Endeavour and its crew helped ISS turn into a station that can host 6 people now, in quite a luxury. The station’s “makeover” included delivery of a new refrigerator, toilet, sleep stations, exercise machine and a system to recycle astronauts’ urine and sweat into drinking water. All of these are necessary for crews on the orbiting lab to double to six people next year, a vital expansion that aims to ramp up science research.
Endeavour spent almost 12 flight days docked with the station, falling just shy of a record Endeavour set earlier this year. The shuttle was maneuvered from the station by pilot Eric Boe just before 10 a.m. Friday. Boe guided the shuttle’s nose cap and wing edges, looking for damage space debris could have caused. It’s very important to analyze that, because those reinforced carbon surfaces will be subjected to temperatures reaching 3,000 degrees during re-entry into Earth’s atmosphere. Mike Sarafin, a NASA flight director, told the media: “Now it’s just a matter of getting Endeavour home.”
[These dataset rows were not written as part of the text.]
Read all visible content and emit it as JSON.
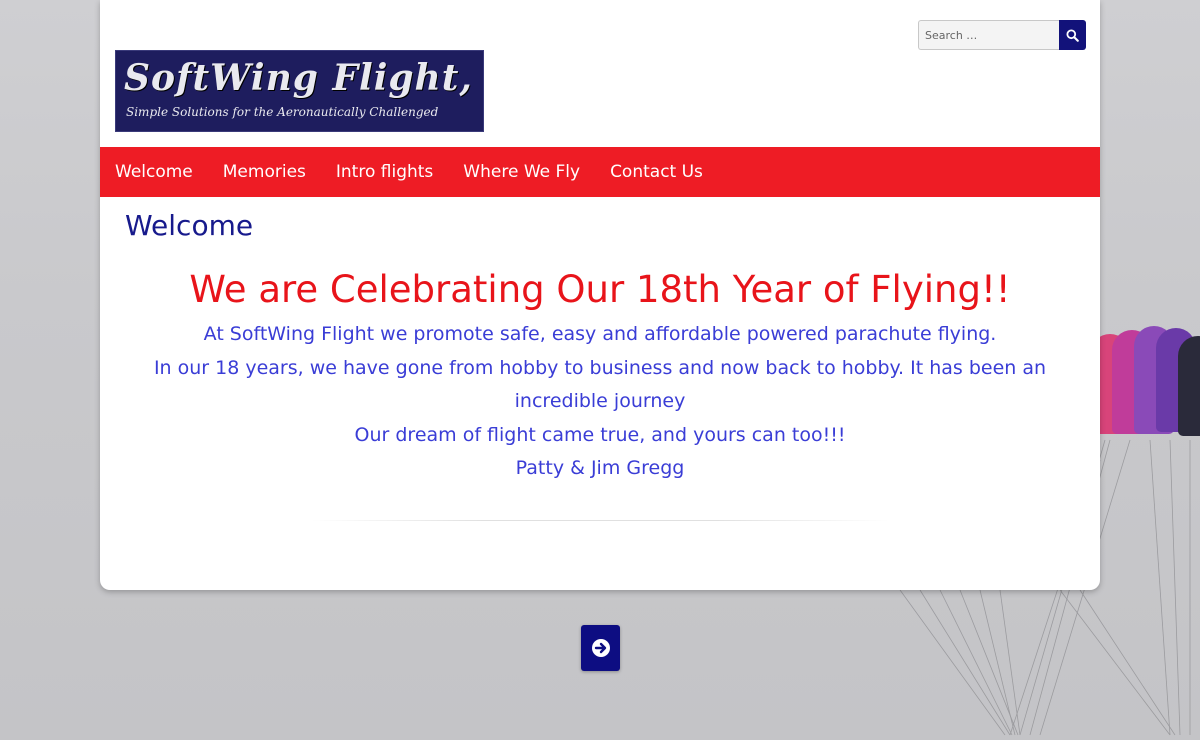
{
  "logo": {
    "title": "SoftWing Flight, LLC.",
    "tagline": "Simple Solutions for the Aeronautically Challenged"
  },
  "search": {
    "placeholder": "Search …",
    "button_icon": "search-icon"
  },
  "nav": {
    "items": [
      {
        "label": "Welcome"
      },
      {
        "label": "Memories"
      },
      {
        "label": "Intro flights"
      },
      {
        "label": "Where We Fly"
      },
      {
        "label": "Contact Us"
      }
    ]
  },
  "main": {
    "page_title": "Welcome",
    "headline": "We are Celebrating Our 18th Year of Flying!!",
    "paragraphs": [
      "At SoftWing Flight we promote safe, easy and affordable powered parachute flying.",
      "In our 18 years, we have gone from hobby to business and now back to hobby.  It has been an incredible journey",
      "Our dream of flight came true, and yours can too!!!",
      "Patty & Jim Gregg"
    ]
  },
  "next_button": {
    "icon": "arrow-circle-right-icon"
  },
  "colors": {
    "nav_bar": "#ee1c25",
    "headline": "#e8141a",
    "body_text": "#3a3dd6",
    "title_text": "#171a8c",
    "button": "#0d0d82",
    "logo_bg": "#1e1d5e"
  }
}
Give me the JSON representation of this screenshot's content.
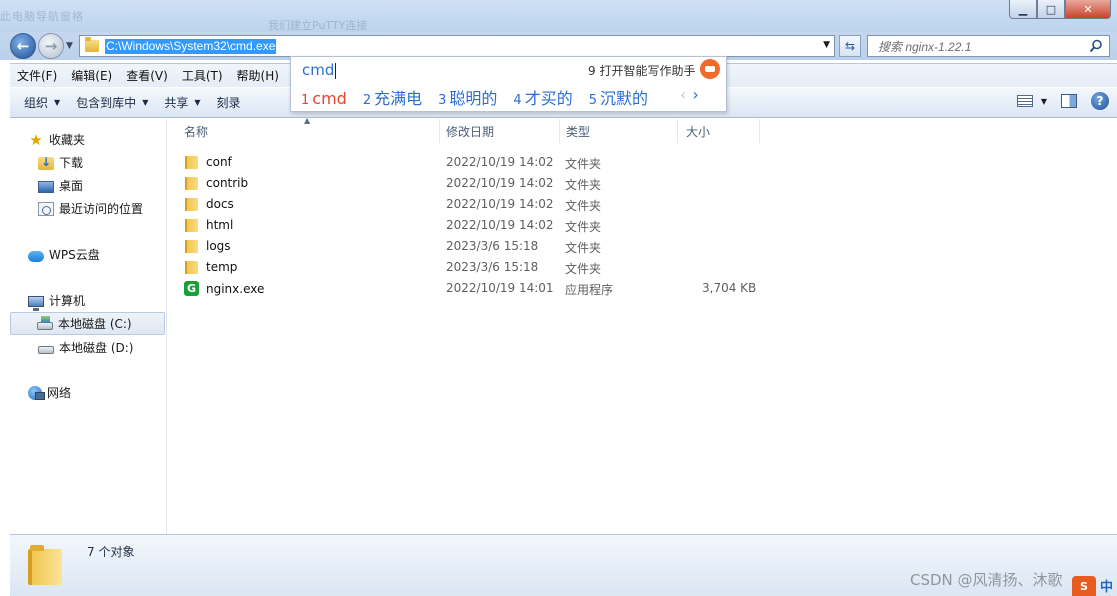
{
  "titlebar": {
    "ghost_left": "此电脑导航窗格",
    "ghost_center": "我们建立PuTTY连接"
  },
  "window_controls": {
    "minimize": "▁",
    "maximize": "□",
    "close": "✕"
  },
  "address": {
    "path": "C:\\Windows\\System32\\cmd.exe"
  },
  "search": {
    "placeholder": "搜索 nginx-1.22.1"
  },
  "menu": [
    "文件(F)",
    "编辑(E)",
    "查看(V)",
    "工具(T)",
    "帮助(H)"
  ],
  "toolbar": {
    "organize": "组织",
    "include_library": "包含到库中",
    "share": "共享",
    "burn": "刻录"
  },
  "ime": {
    "input": "cmd",
    "assistant": "9 打开智能写作助手",
    "candidates": [
      {
        "num": "1",
        "text": "cmd"
      },
      {
        "num": "2",
        "text": "充满电"
      },
      {
        "num": "3",
        "text": "聪明的"
      },
      {
        "num": "4",
        "text": "才买的"
      },
      {
        "num": "5",
        "text": "沉默的"
      }
    ],
    "prev": "‹",
    "next": "›"
  },
  "sidebar": {
    "favorites": "收藏夹",
    "downloads": "下载",
    "desktop": "桌面",
    "recent": "最近访问的位置",
    "wps": "WPS云盘",
    "computer": "计算机",
    "drive_c": "本地磁盘 (C:)",
    "drive_d": "本地磁盘 (D:)",
    "network": "网络"
  },
  "columns": {
    "name": "名称",
    "date": "修改日期",
    "type": "类型",
    "size": "大小"
  },
  "files": [
    {
      "name": "conf",
      "date": "2022/10/19 14:02",
      "type": "文件夹",
      "size": ""
    },
    {
      "name": "contrib",
      "date": "2022/10/19 14:02",
      "type": "文件夹",
      "size": ""
    },
    {
      "name": "docs",
      "date": "2022/10/19 14:02",
      "type": "文件夹",
      "size": ""
    },
    {
      "name": "html",
      "date": "2022/10/19 14:02",
      "type": "文件夹",
      "size": ""
    },
    {
      "name": "logs",
      "date": "2023/3/6 15:18",
      "type": "文件夹",
      "size": ""
    },
    {
      "name": "temp",
      "date": "2023/3/6 15:18",
      "type": "文件夹",
      "size": ""
    },
    {
      "name": "nginx.exe",
      "date": "2022/10/19 14:01",
      "type": "应用程序",
      "size": "3,704 KB"
    }
  ],
  "details": {
    "count": "7 个对象"
  },
  "watermark": {
    "text": "CSDN @风清扬、沐歌",
    "logo": "S",
    "zh": "中"
  }
}
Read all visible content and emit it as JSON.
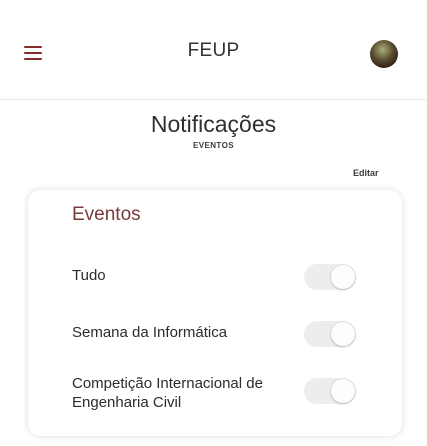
{
  "header": {
    "title": "FEUP",
    "menu_icon": "hamburger-menu-icon",
    "avatar_icon": "user-avatar"
  },
  "page": {
    "title": "Notificações",
    "subtitle": "EVENTOS",
    "edit_label": "Editar"
  },
  "card": {
    "section_title": "Eventos",
    "rows": [
      {
        "label": "Tudo",
        "enabled": false
      },
      {
        "label": "Semana da Informática",
        "enabled": false
      },
      {
        "label": "Competição Internacional de Engenharia Civil",
        "enabled": false
      }
    ]
  },
  "colors": {
    "accent": "#8a2b2b",
    "section_title": "#7a3b3b",
    "toggle_off": "#ededed"
  }
}
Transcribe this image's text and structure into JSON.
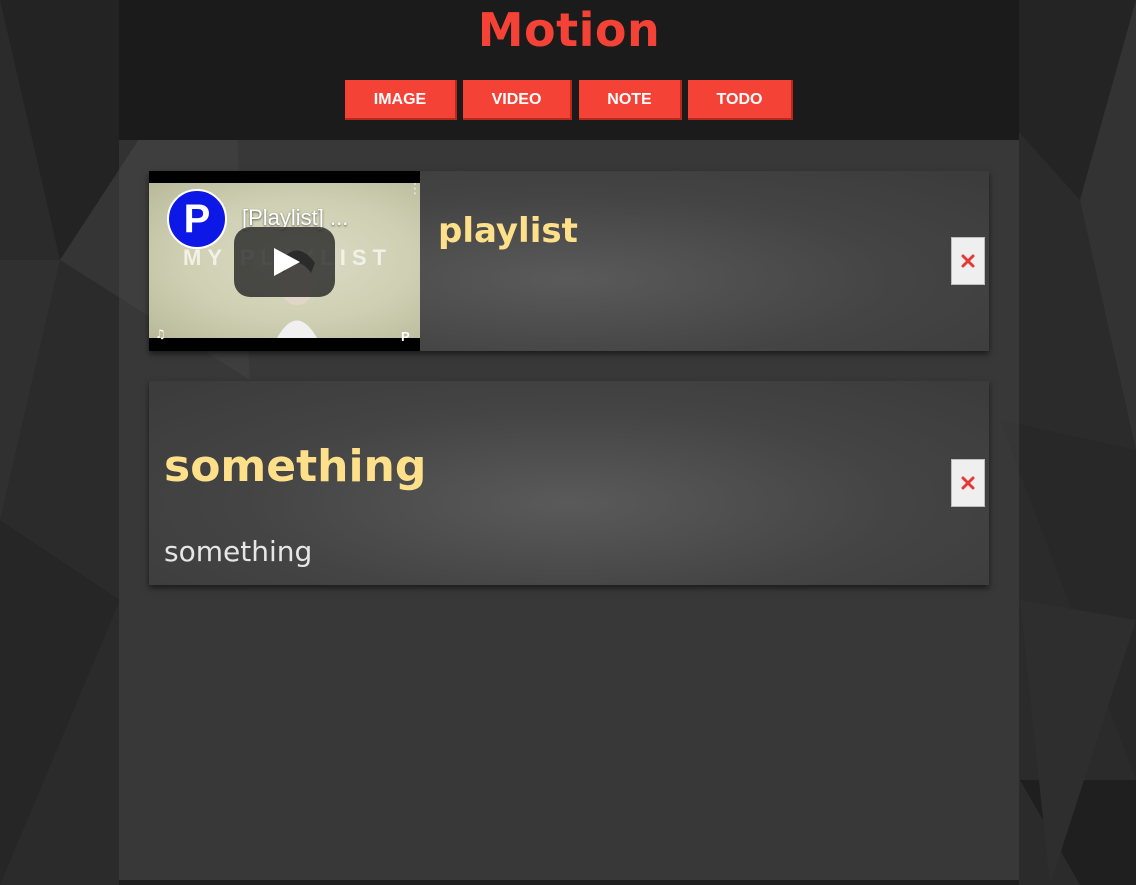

As for the spacewalks, astronauts Heidemarie Stefanyshyn-Piper, Stephen Bowen and Shane Kimbrough took turns cleaning and lubricating a rotary joint, replacing metal bearings. They also did some preventive maintenance on the station’s second joint. This way, NASA avoided an expensive modification or replacement of the degraded joint. NASA has eight more flights scheduled to the space station and a final servicing call to the Hubble Space Telescope before the shuttles are retired in 2010.